C’est en fait de Belgique que m’est parvenue une idée douce, poétique, naturelle et patiente, écologique et empathique.
Son nom se livre comme un chuchotement amical : humusation.
J’imagine, apaisée, mon corps rendu à sa nudité originelle, tendrement habillé d’un drap de coton ou de lin, rendant hommage aux transis médiévaux. Doucement couché sur des copeaux odorants, au cœur d’une étendue de nature préservée et bruissante de vie et de vent, il se diluera pour retourner, à l’état d’humus, enrichir notre terre mère, nourricière et sombre, capable de transmuter la mort en vie, sans polluer, sans violence malgré le fracas des os réduits en poudre.

Sous l’effet du temps et de la terre, redevenir poussière légère et utile : à cela je consens.

 

Tatou-âge

13 octobre 2017

Se tatouer ?
Pourquoi se généralise le besoin de marquer les corps de dessins indélébiles et de le faire dans la douleur et l’exaltation ?

Le temps et la vie s’en chargent pourtant très bien dont les aléas inscrivent sur notre peau les années qui passent, les rires et les soucis, les déséquilibres qui affectent notre santé, la période inénarrable de la grossesse qui, à elle-seule, peut changer l’axe d’un nombril !
Point n’est besoin en la matière de piercing ou de scarification, de motifs éculés ou ethniques à l’encre colorée : chaque corps porte l’inscription unique dans sa peau de son histoire et de la suite vagabonde de ses humeurs.

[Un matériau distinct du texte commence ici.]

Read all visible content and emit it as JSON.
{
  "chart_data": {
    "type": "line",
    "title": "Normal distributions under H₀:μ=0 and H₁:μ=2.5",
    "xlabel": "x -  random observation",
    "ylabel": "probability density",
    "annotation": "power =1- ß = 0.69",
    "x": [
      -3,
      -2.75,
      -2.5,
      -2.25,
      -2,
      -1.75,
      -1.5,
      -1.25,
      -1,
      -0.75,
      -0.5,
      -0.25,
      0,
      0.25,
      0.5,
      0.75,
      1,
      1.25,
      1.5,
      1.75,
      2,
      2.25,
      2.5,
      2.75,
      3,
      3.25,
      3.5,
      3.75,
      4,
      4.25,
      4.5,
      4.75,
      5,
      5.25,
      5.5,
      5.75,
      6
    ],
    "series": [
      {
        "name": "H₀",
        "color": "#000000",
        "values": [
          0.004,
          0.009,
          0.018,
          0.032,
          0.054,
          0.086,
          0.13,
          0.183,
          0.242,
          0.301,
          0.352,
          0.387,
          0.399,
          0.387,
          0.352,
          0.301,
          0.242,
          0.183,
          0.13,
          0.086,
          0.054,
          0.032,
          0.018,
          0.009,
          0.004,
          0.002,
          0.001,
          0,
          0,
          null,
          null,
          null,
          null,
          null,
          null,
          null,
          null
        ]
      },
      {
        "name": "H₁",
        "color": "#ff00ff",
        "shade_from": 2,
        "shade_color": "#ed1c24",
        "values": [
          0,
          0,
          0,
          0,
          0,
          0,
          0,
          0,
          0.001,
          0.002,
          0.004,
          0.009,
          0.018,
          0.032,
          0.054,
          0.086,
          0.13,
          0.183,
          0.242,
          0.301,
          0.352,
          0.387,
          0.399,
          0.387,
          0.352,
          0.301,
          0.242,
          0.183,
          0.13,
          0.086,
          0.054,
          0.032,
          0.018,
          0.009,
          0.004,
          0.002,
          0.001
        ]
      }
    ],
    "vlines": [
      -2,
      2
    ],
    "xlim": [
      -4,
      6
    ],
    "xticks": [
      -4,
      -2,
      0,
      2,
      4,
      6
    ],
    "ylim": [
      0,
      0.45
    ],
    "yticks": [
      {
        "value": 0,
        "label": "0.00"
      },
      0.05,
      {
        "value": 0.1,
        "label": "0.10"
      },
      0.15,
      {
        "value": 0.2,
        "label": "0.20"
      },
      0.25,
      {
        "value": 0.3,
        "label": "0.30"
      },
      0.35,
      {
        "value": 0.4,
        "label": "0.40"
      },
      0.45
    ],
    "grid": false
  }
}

Recourir à la chirurgie esthétique, autre que réparatrice ?
Au prétexte de l’égalité des chances, elle dépersonnalise la beauté fragile des femmes mûres. Des visages figés, sur un modèle unique et peu harmonieux, ne savent plus rien raconter de la vie et s’ils tentent de préserver des apparences, nous sommes fondés à nous demander lesquelles.

De quelle terreur abyssale prétend-elle nous protéger ?
En agissant délibérément sur notre corps et en le marquant de fantasmes à la mode ou du déni de nos failles, espérons-nous prendre le pouvoir sur lui ?

La vie est mouvement et transformation incessante, risque aussi et de tout ce vécu, elle nous pare ou nous marque.
A nous de faire avec, d’en jouer, d’y apposer notre sceau.
Toutes les rides ne se valent pas et les cheveux blancs reprennent aujourd’hui du poil de la Belle.
Saurons-nous discerner avec humour l’essentiel de l’accessoire ?
Il en va de notre santé mentale.

La beauté et la force des visages ridés de nos anciens ou de ceux d’autres continents fascinent des photographes dont les portraits sur le vif et non retouchés nous font battre le cœur.
Harmonie et élégance se mêlent dans ces graphismes hardis où se lisent un caractère, des abandons, des combats.
La vie est vibrante dans nos pattes d’oie et bouleversant cet écho d’enfance qui pétille dans le regard malicieux de qui sourit de toutes ses rides !

Celles-ci dessinent une cartographie dynamique de notre énergie vitale et nous avisent, avec mansuétude et intensité, qu’être en vie est un privilège.